Environment Minister Shannon Phillips announced the BEST Challenge on Wednesday at the WestJet Encore hangar in northeast Calgary.

It follows similar programs in the oilsands and industrial sectors aimed at reducing Alberta’s Canada-leading greenhouse gas emissions.

“Tackling climate change is, of course, the most difficult and pressing challenge humanity has ever faced, so it’s going to take everyone rowing in the same direction,” said Phillips.

“We know that innovation has got to be a big part of our action.”

The BEST Challenge program, run through Emissions Reduction Alberta, will be open to businesses, municipalities, post-secondary institutions and not-for-profits.

Mike McNaney, WestJet’s vice-president of industry, corporate and airport affairs, said the company has been working to reduce its carbon footprint through more efficient and technically advanced aircraft.

The next step for the airline industry is the increased use of sustainable fuels, particularly biojet — jet fuel made from organic materials such as wood waste, biowaste or agricultural products such as canola.

McNaney said there is currently no biojet production in Canada, and WestJet is exploring the idea of partnering with other companies to set up a facility in Alberta.

“What we are looking at now is the opportunity for Alberta — for the west in particular — but for Alberta, for a number of stars to line up,” he said.
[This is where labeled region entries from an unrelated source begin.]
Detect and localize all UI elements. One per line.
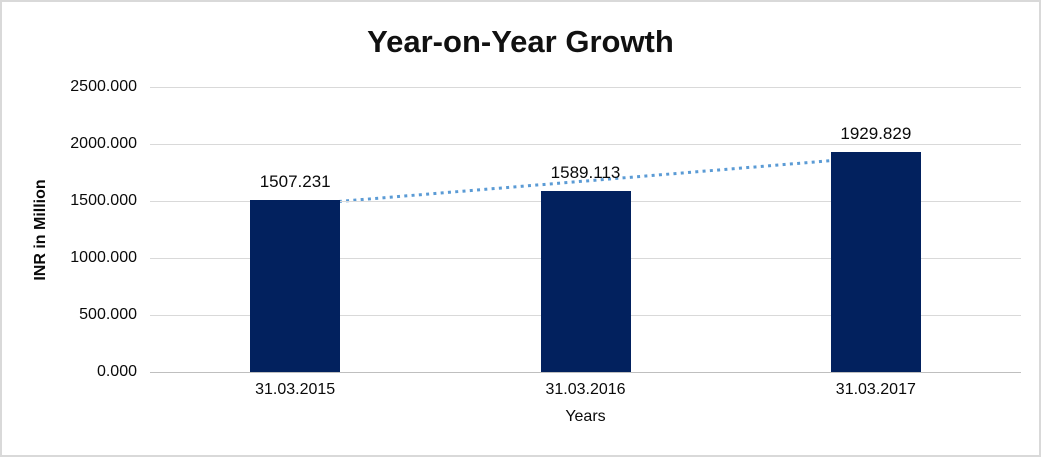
gridline: [150, 86, 1021, 88]
y-tick-label: 1000.000: [70, 249, 137, 266]
bar-value-label: 1589.113: [550, 162, 621, 182]
bar-value-label: 1507.231: [259, 172, 331, 192]
bar-value-label: 1929.829: [840, 124, 912, 143]
bar: [540, 190, 631, 372]
x-axis-line: [150, 371, 1021, 373]
plot-area: 1507.231 1589.113 1929.829: [150, 86, 1021, 373]
y-axis-tick-labels: 0.000 500.000 1000.000 1500.000 2000.000 2500…: [2, 78, 137, 380]
trendline-dotted-segment: [295, 155, 876, 207]
trendline: [295, 155, 876, 207]
y-tick-label: 2000.000: [70, 135, 137, 152]
y-tick-label: 500.000: [79, 306, 137, 323]
x-tick-label: 31.03.2015: [255, 381, 336, 398]
x-tick-label: 31.03.2017: [835, 381, 916, 398]
x-tick-label: 31.03.2016: [545, 381, 626, 398]
bar: [830, 152, 921, 372]
gridline: [150, 143, 1021, 145]
chart-title: Year-on-Year Growth: [367, 24, 674, 59]
x-axis-tick-labels: 31.03.2015 31.03.2016 31.03.2017: [150, 381, 1021, 403]
y-tick-label: 2500.000: [70, 78, 137, 95]
y-tick-label: 0.000: [96, 363, 137, 380]
y-tick-label: 1500.000: [70, 192, 137, 209]
bar: [250, 200, 341, 372]
x-axis-title: Years: [565, 408, 606, 425]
“The alignment of tax policy, the alignment of investment — public and private investment — is going to be critical to drive this.”
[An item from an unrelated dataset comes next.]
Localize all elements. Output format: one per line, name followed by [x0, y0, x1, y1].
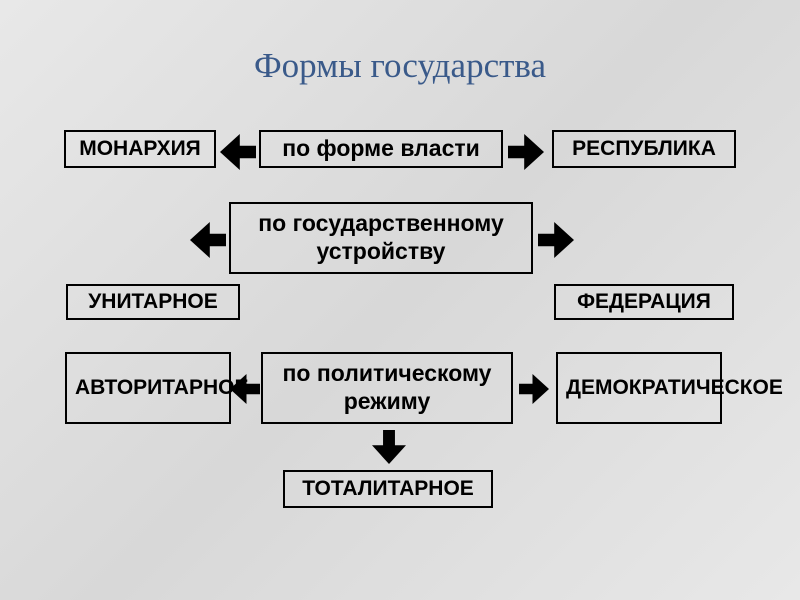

About 40 per cent of Alberta’s greenhouse gas emissions come from the transportation and electricity sectors.

The maximum grant under the BEST program is $10 million and proponents will be required to put up at least matching funds for each allocation. The money is to be allocated by February.
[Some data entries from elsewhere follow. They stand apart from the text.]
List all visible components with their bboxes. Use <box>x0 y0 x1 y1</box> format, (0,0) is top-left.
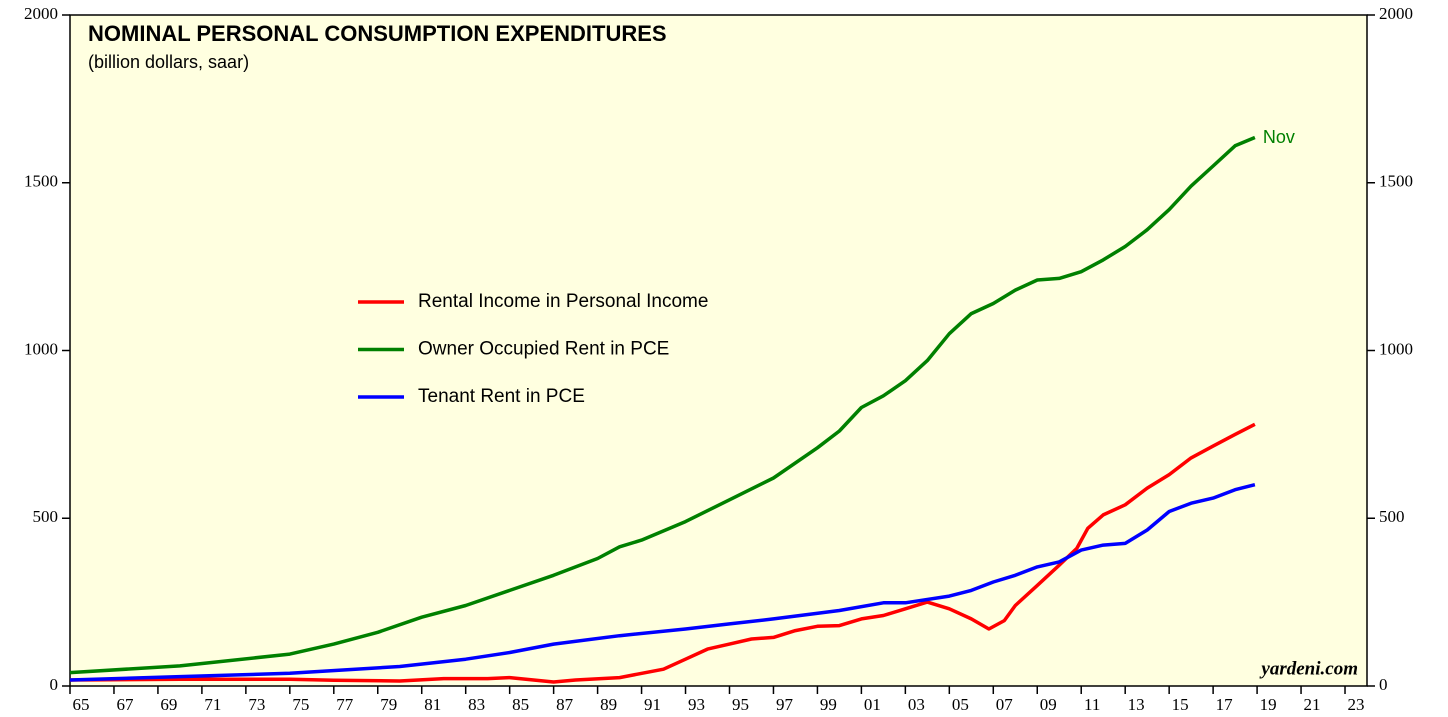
x-tick-label: 87 <box>556 695 574 714</box>
x-tick-label: 79 <box>380 695 397 714</box>
y2-tick-label: 500 <box>1379 507 1405 526</box>
end-label: Nov <box>1263 127 1295 147</box>
plot-area <box>69 14 1368 687</box>
x-tick-label: 97 <box>776 695 794 714</box>
x-tick-label: 19 <box>1260 695 1277 714</box>
x-tick-label: 21 <box>1304 695 1321 714</box>
x-tick-label: 73 <box>248 695 265 714</box>
x-tick-label: 15 <box>1172 695 1189 714</box>
x-tick-label: 69 <box>160 695 177 714</box>
y-tick-label: 1500 <box>24 172 58 191</box>
x-tick-label: 13 <box>1128 695 1145 714</box>
x-tick-label: 01 <box>864 695 881 714</box>
x-tick-label: 67 <box>116 695 134 714</box>
x-tick-label: 03 <box>908 695 925 714</box>
x-tick-label: 77 <box>336 695 354 714</box>
legend-label: Rental Income in Personal Income <box>418 291 708 312</box>
x-tick-label: 89 <box>600 695 617 714</box>
x-tick-label: 83 <box>468 695 485 714</box>
series-line <box>69 483 1256 682</box>
x-tick-label: 05 <box>952 695 969 714</box>
x-tick-label: 17 <box>1216 695 1234 714</box>
legend-label: Tenant Rent in PCE <box>418 386 585 407</box>
y2-tick-label: 1000 <box>1379 339 1413 358</box>
x-tick-label: 93 <box>688 695 705 714</box>
y-tick-label: 1000 <box>24 339 58 358</box>
x-tick-label: 09 <box>1040 695 1057 714</box>
x-tick-label: 11 <box>1084 695 1100 714</box>
x-tick-label: 85 <box>512 695 529 714</box>
y2-tick-label: 2000 <box>1379 4 1413 23</box>
x-tick-label: 81 <box>424 695 441 714</box>
x-tick-label: 99 <box>820 695 837 714</box>
y2-tick-label: 1500 <box>1379 172 1413 191</box>
y-tick-label: 0 <box>50 675 59 694</box>
legend-label: Owner Occupied Rent in PCE <box>418 339 669 360</box>
x-tick-label: 23 <box>1348 695 1365 714</box>
x-tick-label: 91 <box>644 695 661 714</box>
source-label: yardeni.com <box>1259 658 1358 679</box>
y-tick-label: 2000 <box>24 4 58 23</box>
series-line <box>69 135 1256 675</box>
x-tick-label: 95 <box>732 695 749 714</box>
chart-title: NOMINAL PERSONAL CONSUMPTION EXPENDITURE… <box>88 21 667 46</box>
x-tick-label: 71 <box>204 695 221 714</box>
chart-subtitle: (billion dollars, saar) <box>88 52 249 72</box>
y2-tick-label: 0 <box>1379 675 1388 694</box>
series-line <box>69 422 1256 684</box>
y-tick-label: 500 <box>33 507 59 526</box>
x-tick-label: 07 <box>996 695 1014 714</box>
x-tick-label: 75 <box>292 695 309 714</box>
x-tick-label: 65 <box>72 695 89 714</box>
The government says there were 47 applicants for the first round of funding, for new technology in the oilsands. The $70 million allocated translated to $720 million in investment. There were more than 90 applicants for the $35 million earmarked for the recent industrial efficiency challenge.

The new biotech, electricity and transport program is being funded with money from the provincial carbon levy on large industrial emitters.

The United Conservative Party has vowed to scrap the NDP’s broad-based carbon tax if it forms government in the 2019 election, though party leader Jason Kenney has suggested the UCP would be likely to keep the levy on large emitters.

Phillips said programs such as the BEST Challenge would likely be scrapped under a UCP government, just as new Ontario Premier Doug Ford has moved to kill renewable energy projects under contract with that province’s government.

“That’s an enormously destabilizing prospect,” she said.

The UCP caucus did not make an MLA available for an interview but issued a statement reiterating that a UCP government would abolish the provincial carbon tax, but taking no position on the new program.

“Should we be fortunate enough to form government next year, we will make a determination based on the best and most up-to-date data available at that time,” caucus spokeswoman Christine Myatt said in an email.